Neighborhood Spotlight: The London Borough of Southwark
explore ancient cathedrals, shakespeare’s globe, and a world-famous market, all within one incredible neighborhood.
By Sarah Bennett, Muhlenberg College
It has been a crazy, whirlwind two weeks since I arrived in London! With a whole new city to explore, I’ve barely sat still long enough to pour a cup of tea – a blasphemous confession coming from a tea-lover who’s just arrived in one of the most enthusiastic tea-loving countries in the world. Still, I’ve loved every second of these busy last two weeks, filling each day with sightseeing trips to London’s famed spots, visits to little neighborhood cafes and shops, and nights out with new friends from all around the world.
Over the last few days, I’ve discovered several amazing places, but one of the first I found – and can’t wait to revisit – is Southwark, a neighborhood that lies right on the River Thames. I didn’t know much about the area at first, but after hearing that it housed Borough Market, one of the best food markets in the country, my friends and I (immediately) decided to hop on the Underground and see what we could find.

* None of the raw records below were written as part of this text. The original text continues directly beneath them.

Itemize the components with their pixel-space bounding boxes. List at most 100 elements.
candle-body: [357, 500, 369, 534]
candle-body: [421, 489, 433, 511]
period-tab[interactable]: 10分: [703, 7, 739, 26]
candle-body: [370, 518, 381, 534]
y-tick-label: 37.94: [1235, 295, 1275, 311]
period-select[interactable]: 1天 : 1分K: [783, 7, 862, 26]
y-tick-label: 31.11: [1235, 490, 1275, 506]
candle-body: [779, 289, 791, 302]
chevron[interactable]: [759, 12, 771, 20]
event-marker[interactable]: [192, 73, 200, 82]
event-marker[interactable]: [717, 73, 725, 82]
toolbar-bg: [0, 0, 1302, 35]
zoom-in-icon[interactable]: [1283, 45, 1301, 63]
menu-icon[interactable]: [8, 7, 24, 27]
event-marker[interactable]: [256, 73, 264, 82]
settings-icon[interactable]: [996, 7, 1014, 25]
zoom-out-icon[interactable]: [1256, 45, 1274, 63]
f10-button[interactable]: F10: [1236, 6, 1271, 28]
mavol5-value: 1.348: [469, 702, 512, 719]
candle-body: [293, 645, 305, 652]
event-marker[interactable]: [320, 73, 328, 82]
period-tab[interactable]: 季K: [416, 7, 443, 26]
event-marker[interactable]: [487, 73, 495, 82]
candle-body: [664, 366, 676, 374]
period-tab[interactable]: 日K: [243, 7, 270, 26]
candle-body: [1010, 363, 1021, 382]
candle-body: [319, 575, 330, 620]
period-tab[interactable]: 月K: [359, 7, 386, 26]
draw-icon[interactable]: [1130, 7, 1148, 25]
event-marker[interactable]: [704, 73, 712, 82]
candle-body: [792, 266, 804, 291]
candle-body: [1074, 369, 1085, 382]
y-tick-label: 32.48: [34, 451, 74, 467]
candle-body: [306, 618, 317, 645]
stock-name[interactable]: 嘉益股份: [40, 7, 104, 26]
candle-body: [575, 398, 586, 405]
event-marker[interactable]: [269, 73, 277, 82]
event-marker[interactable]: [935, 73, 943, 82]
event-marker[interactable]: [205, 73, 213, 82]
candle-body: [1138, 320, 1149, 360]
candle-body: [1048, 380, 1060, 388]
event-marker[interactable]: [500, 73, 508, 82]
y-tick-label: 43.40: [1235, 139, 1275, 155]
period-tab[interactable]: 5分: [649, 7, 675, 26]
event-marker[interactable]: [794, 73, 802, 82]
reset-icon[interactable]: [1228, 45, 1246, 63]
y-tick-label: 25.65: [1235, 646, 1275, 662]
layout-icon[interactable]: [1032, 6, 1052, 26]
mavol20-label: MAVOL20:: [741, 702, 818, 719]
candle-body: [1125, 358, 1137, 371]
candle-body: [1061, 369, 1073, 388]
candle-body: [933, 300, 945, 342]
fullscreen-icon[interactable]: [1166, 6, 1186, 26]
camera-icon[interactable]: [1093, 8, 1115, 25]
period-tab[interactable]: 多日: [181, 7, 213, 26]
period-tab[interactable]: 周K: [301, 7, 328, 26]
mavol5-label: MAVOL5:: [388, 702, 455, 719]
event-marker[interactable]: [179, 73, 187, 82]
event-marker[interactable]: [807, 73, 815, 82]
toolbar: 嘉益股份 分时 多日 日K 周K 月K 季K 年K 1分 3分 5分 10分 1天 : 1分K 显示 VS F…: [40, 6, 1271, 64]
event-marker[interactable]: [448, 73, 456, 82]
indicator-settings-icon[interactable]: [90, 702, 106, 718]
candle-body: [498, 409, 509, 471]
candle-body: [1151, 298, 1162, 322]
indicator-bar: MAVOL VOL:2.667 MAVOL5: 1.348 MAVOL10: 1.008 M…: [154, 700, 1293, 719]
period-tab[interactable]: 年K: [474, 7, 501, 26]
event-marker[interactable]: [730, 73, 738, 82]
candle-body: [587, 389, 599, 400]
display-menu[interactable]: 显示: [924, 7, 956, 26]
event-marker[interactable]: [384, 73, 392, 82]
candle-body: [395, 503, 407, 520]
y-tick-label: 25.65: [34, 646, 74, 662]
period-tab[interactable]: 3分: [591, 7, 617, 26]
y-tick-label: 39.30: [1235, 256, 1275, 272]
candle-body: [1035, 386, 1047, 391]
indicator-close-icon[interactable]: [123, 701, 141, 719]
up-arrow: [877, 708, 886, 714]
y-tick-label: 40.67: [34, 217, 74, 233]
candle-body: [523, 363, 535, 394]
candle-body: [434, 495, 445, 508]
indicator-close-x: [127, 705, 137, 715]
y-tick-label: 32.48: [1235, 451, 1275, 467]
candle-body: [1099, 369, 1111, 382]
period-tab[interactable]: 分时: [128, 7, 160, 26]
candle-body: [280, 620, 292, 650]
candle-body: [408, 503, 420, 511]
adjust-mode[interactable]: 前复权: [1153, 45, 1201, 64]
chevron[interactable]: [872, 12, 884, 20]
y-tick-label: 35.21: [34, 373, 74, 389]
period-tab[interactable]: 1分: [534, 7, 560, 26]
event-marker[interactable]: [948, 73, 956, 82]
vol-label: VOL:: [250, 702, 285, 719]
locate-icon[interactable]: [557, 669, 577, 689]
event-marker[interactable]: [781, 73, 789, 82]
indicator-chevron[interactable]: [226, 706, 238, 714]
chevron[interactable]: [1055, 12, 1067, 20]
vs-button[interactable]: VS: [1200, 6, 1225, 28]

As it turns out, we should have taken a second to check the details. By the time we arrived, the bulk of the market had already closed. However, we were far from disappointed with what was left. As soon as we entered, we were met by the enticing aroma of curries and spices, interspersed here and there with the smell of baked goods and roasted nuts. About a dozen stands were still open, catering to all of those hungry latecomers (including us) who had missed the main event. Our noses led us from stall to stall as we attempted to decide between spicy rice noodles and falafels and curious-looking coconut pancakes. Eventually, we all settled on something different, sampling each other’s to get a little taste of everything.
After we had eaten and spent a sufficient amount of time oggling the desserts, we set off to explore the surrounding area. We soon stumbled upon the majestic Southwark Cathedral, an ancient building that has served as a place of worship for over 1,000 years. Upon entering, we were taken with the building’s beautiful arches and stained glass windows, my favorites depicting scenes from Shakespearian plays. Apparently, Shakespeare and his brother, Edmund, had been among the cathedral’s famous visitors. There is a statue there in honor of the playwright, featuring him in a reclined position with a pen at the ready.

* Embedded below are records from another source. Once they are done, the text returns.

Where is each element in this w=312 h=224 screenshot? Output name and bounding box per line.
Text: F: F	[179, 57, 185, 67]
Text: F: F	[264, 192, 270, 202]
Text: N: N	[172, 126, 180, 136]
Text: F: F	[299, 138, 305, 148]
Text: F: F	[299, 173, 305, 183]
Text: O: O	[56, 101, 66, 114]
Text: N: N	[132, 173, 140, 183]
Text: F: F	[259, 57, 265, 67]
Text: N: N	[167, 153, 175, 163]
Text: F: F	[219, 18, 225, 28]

I’m an English major and a Shakespeare nerd, so I loved finding this little piece of history. However, a far better one lay just around the corner from the cathedral… Shakespeare’s Globe! The original Globe Theatre was built in 1559, burned down in 1613, rebuilt in 1614, and then destroyed once again thirty years later. While the current reconstruction wasn’t completed until 1997, it was designed to be a completely faithful replica.
I didn’t get a chance to go inside the theater, but I did buy tickets to see an upcoming production of Macbeth. The tickets were only five pounds, with the trade-off being you watch the show from the Standing Yard. In Shakespeare’s time, people who watched from this position were called groundlings, and threw rotten fruits and vegetables at the characters they didn’t like. While it was a common practice back in the day, I’m pretty sure the actors aren’t too keen on its happening anymore. Still, I guess I’ll find out in a couple of weeks!
When we left the Globe, we crossed the Thames by walking along the Millennium Bridge, which is perhaps most famous among our generation for its cameo in Harry Potter and the Half-Blood Prince. The bridge led us right to St. Paul’s Cathedral, a massive building that dates back to the late 17th century. After a long day of exploring, the massive steps leading up to the cathedral (not to mention the 530 extra ones inside) seemed a bit daunting, so we decided to hold off on entering. When we went back a few days later, we spent hours walking around the crypts down below, staring at the beautiful paintings at the top of the dome, and pressing our ears up to the walls of the Whispering Galley, where you can whisper into the wall and be heard from across the room. We walked all the way up the tall, narrow staircase (I’ll repeat: 530 steps) to get to the very top of the dome, giving us an incredible view of London.
The first time I visited Southwark, I didn’t realize that it was such a famous neighborhood with so many landmarks. All I knew was that it had a good food market – which is more than enough reason to make a trip if you ask me. Honestly, I think the fact that I didn’t know what to expect was what made my first visit so exciting. We had no idea what we were going to find, and every time we turned a corner and found something new – the Globe, an ancient cathedral, a famous bridge from Harry Potter – I mean, British history – we were completely surprised and delighted.
I’m definitely not finished with this area yet. I’ll be back soon enough to see Macbeth at the Globe, and I can’t wait to see Borough Market when it’s in its full swing. Besides, I could easily go for another round of coconut pancakes.